N.L./ Heute leider keine mehr! Prinzipiell sind die Fahrer alle verheiratet und kommen mit Kindern und Hund zu den Rennen, weil die Gefahr nicht mehr da ist. Die Marlene (Anmerkung: seine erste Ehefrau) ist mit mir zu zwei Rennen gefahren, dann hatte ich einen Unfall und sie wollte nie mehr mit. Also waren wir Fahrer bei den Rennen allein gelassen – Gott sei Dank, weil damit die Belastung weg war, ob ich Gas geben soll oder nicht. Alle anderen Frauen, die einen von uns Wahnsinnigen erwischen wollten, waren aber natürlich dort. Die Zeit von Woodstock und die Siebzigerjahre in der Formel 1 möchte ich nicht missen, ehrlich gesagt!

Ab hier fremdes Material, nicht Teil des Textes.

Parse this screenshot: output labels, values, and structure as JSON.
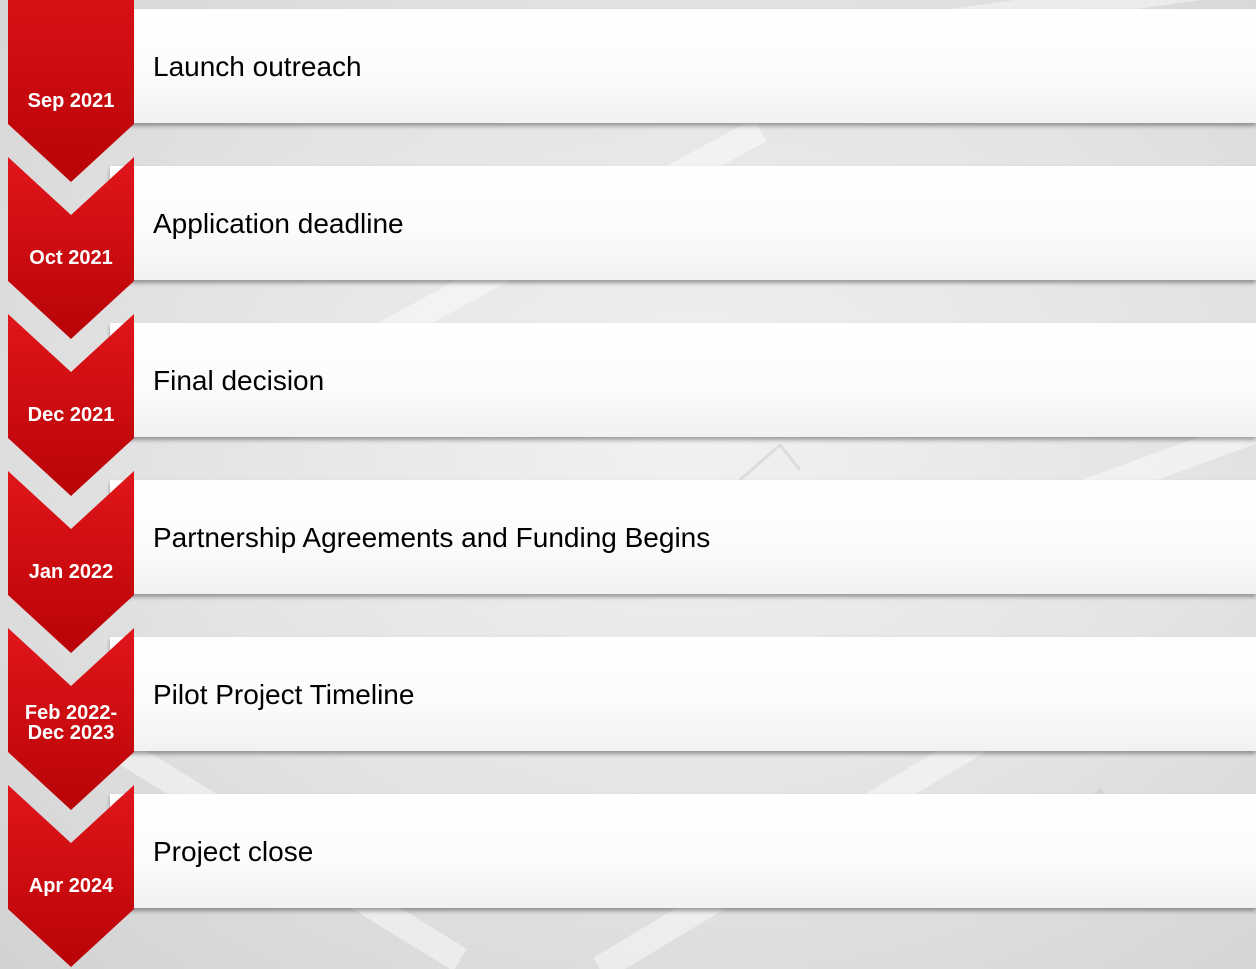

L.L./ Von den Frauen zu den Kindern: Wie geht’s Ihnen mit den Zwillingen Mia und Max?
N.L./ Der reine Wahnsinn! Im ersten Moment gab’s ja Diskussionen übers Windelwechseln und ich habe gesagt, das tue ich nicht. Und ich habe es tatsächlich nie machen müssen, die Not war nie da. Aber ich habe Birgit immer vertröstet: „Warte, meine Zeit kommt!“ Jetzt sind die beiden vier Jahre alt und meine Zeit ist da. So um 6, halb 7 Uhr morgens kommen die beiden anmarschiert und „zack!“ sind sie bei mir im Bett. Eine Riesenhetz! Was die aufführen! Und diese lustigen Diskussionen!
L.L./ Zum Abschluss: Was wünschen Sie sich für die Zukunft?
N.L./ Gesundheit, das ist das Wichtigste! Und immer die Freiheit zu haben, machen zu können, was ich will. Vielen Dank für das Gespräch!